Bébés volés : Dictature et Église

« Je suis rentrée dans cet hôpital enceinte et j'en suis sortie seule ».

« On m'a volé ma vie ».

 

Ce n'est pas tous les jours que l'on apprend quelque chose qui nous souffle : c'est ce qui m'est arrivé ce soir en écoutant le magazine de la Rédaction de France Culture.

De 1940 à la fin des années quatre-vingt un nombre incertain de nouveaux-nés ( entre deux mille et cent mille, c'est dire si ça se sait !)) ont été volés à leur mère, dans les maternités ou chez les religieuses.

L'idée première lancée par Franco, était de soustraire aux « Rouges » ( des « noirs », il n'y avait plus) leur progéniture, de manière à les formater aux dogmes fascistes. Il avait noté une « propension dégénérative des enfants ayant grandi dans une atmosphère républicaine » et voulait éradiquer les « gènes néfastes du marxisme ».

Ensuite, le pli étant pris, cela est devenu un marché juteux jusqu'à la fin des années quatre-vingt !!

Des suspicions de quelques-uns qui n'avaient pas digéré leur peine, des soupçons d'enfants, de quelques mots lâchés ça et là, certains se sont mis en quête de savoir.

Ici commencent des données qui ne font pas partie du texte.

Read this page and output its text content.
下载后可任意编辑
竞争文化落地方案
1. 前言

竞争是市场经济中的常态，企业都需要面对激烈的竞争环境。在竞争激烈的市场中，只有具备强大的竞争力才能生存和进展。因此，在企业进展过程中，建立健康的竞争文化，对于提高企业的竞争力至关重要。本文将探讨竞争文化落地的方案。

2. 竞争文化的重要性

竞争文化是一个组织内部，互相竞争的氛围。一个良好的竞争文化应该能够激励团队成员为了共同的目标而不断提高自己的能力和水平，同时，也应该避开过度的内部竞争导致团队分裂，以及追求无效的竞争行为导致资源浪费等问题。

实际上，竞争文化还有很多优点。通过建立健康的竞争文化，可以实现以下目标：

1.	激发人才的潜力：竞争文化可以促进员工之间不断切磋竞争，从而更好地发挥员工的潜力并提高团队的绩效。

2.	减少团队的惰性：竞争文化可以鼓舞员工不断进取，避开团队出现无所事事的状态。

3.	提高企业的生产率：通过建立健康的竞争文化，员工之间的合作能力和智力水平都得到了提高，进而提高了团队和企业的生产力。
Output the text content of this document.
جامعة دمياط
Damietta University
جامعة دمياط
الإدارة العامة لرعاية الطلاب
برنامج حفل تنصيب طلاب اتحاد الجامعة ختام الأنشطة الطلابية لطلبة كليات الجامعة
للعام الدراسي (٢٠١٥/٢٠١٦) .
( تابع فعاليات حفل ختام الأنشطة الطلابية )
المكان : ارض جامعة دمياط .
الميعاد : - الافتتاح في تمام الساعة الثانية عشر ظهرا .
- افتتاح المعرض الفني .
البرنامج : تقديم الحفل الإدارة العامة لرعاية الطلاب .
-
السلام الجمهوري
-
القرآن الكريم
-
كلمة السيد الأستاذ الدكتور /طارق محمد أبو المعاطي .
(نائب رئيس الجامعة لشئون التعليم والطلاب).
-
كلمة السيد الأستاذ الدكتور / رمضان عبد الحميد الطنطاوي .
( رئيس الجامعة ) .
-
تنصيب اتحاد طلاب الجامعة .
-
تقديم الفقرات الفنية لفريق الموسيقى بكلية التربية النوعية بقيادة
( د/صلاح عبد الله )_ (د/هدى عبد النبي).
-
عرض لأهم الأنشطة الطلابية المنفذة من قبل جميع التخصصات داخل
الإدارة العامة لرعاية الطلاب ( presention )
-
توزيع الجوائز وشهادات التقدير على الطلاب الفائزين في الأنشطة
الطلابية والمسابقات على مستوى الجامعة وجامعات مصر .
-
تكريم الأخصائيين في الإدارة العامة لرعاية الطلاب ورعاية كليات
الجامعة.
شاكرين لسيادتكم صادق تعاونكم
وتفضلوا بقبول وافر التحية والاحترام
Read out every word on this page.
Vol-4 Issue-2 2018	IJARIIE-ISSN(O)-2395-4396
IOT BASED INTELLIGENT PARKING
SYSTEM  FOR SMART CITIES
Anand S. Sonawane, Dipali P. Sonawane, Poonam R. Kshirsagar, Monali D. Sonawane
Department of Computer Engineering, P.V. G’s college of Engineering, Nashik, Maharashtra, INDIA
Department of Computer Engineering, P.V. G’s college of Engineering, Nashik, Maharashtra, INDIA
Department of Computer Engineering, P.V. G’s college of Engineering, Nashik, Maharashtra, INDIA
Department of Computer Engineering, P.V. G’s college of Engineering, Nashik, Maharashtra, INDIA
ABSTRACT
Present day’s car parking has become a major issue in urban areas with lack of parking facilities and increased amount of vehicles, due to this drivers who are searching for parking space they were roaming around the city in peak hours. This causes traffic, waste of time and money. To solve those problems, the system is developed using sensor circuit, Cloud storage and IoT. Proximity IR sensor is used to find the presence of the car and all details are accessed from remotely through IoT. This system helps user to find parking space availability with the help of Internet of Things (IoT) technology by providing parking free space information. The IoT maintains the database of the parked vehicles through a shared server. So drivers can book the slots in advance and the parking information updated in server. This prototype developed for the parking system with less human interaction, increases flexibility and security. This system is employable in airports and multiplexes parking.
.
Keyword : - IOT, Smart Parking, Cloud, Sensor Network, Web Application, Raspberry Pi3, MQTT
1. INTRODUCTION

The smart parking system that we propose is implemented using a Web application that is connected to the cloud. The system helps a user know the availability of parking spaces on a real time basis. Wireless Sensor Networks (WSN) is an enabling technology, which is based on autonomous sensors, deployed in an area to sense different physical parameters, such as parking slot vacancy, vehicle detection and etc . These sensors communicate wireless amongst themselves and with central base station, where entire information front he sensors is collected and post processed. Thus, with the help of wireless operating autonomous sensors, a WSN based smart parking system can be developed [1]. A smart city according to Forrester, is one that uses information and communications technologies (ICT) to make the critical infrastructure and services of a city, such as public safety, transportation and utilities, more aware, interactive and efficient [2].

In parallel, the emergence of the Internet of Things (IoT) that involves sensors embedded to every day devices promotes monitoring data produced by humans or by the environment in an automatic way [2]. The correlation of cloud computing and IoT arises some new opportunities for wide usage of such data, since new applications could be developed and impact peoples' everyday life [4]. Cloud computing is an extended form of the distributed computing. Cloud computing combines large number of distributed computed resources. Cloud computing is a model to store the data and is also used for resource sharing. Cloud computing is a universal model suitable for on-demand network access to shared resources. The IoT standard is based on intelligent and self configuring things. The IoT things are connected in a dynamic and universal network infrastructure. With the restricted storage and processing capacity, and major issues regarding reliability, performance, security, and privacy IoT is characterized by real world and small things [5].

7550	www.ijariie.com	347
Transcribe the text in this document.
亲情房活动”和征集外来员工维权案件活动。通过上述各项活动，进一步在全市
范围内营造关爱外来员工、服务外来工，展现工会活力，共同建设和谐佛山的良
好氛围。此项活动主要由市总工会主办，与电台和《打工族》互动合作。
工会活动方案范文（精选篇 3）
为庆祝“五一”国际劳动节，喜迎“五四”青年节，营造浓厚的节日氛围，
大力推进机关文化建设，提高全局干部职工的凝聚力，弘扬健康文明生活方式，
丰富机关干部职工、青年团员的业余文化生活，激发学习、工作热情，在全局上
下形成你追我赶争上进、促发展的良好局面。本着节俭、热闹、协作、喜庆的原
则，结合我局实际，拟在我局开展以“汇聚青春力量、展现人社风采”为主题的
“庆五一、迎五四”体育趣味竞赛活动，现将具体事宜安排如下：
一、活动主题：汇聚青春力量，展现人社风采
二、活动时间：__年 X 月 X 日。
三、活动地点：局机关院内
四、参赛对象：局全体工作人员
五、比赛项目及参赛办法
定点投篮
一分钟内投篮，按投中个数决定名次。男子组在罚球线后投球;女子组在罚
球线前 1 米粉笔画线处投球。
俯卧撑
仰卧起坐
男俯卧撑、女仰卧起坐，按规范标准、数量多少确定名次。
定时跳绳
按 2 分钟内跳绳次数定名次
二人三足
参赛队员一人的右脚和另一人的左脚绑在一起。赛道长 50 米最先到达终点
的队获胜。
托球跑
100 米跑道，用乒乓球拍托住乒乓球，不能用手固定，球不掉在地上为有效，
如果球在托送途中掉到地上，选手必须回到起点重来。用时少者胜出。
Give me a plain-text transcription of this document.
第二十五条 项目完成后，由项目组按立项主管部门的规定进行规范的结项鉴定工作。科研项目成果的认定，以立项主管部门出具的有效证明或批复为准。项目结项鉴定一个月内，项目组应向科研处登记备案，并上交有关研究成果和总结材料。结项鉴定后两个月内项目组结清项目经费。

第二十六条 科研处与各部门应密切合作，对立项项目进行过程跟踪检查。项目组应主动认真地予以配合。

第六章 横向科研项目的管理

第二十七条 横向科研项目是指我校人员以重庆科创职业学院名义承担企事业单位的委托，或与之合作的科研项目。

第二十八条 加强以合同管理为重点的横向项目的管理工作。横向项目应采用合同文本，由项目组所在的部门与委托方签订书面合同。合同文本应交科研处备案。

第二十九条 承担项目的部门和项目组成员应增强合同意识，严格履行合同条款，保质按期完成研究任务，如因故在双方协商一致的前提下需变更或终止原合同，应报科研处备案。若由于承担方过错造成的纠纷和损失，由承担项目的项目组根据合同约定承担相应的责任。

Au début, une grande partie de ces nouveaux nés étaient placés en orphelinat où ils recevaient une éducation digne d'une dictature fasciste ; d'autres étaient placés dans des familles convenables ! Ensuite, quand il s'est agi d'argent, le choix était moins restrictif.

Ce petit trafic est resté étatisé puisque les parents adoptants n'étaient pas déclarés comme tels : les papiers « étaient en règle » ; l'enfant avait un père, une mère et...basta ! Nulle part aucun soupçon d'adoption.

Au début des années 2000, grâce à un historien et à une journaliste catalane, des recherches ont été effectuées au sujet de « ces enfants perdus ». En 2008, le juge Balthazar Garson s'est penché sur le problème et, par son travail sur les victimes du franquisme, a soulevé ce lièvre ; on sait ce qu'il est advenu de lui !

Mais aujourd'hui encore, la justice refuse de s'en saisir.

Cela n'est pas étonnant quand on sait qu'en Espagne, le corps de la Justice n'a pas été modifié après l'épuration et qu' une grande majorité de juges sont les fils et les petits-fils des franquistes.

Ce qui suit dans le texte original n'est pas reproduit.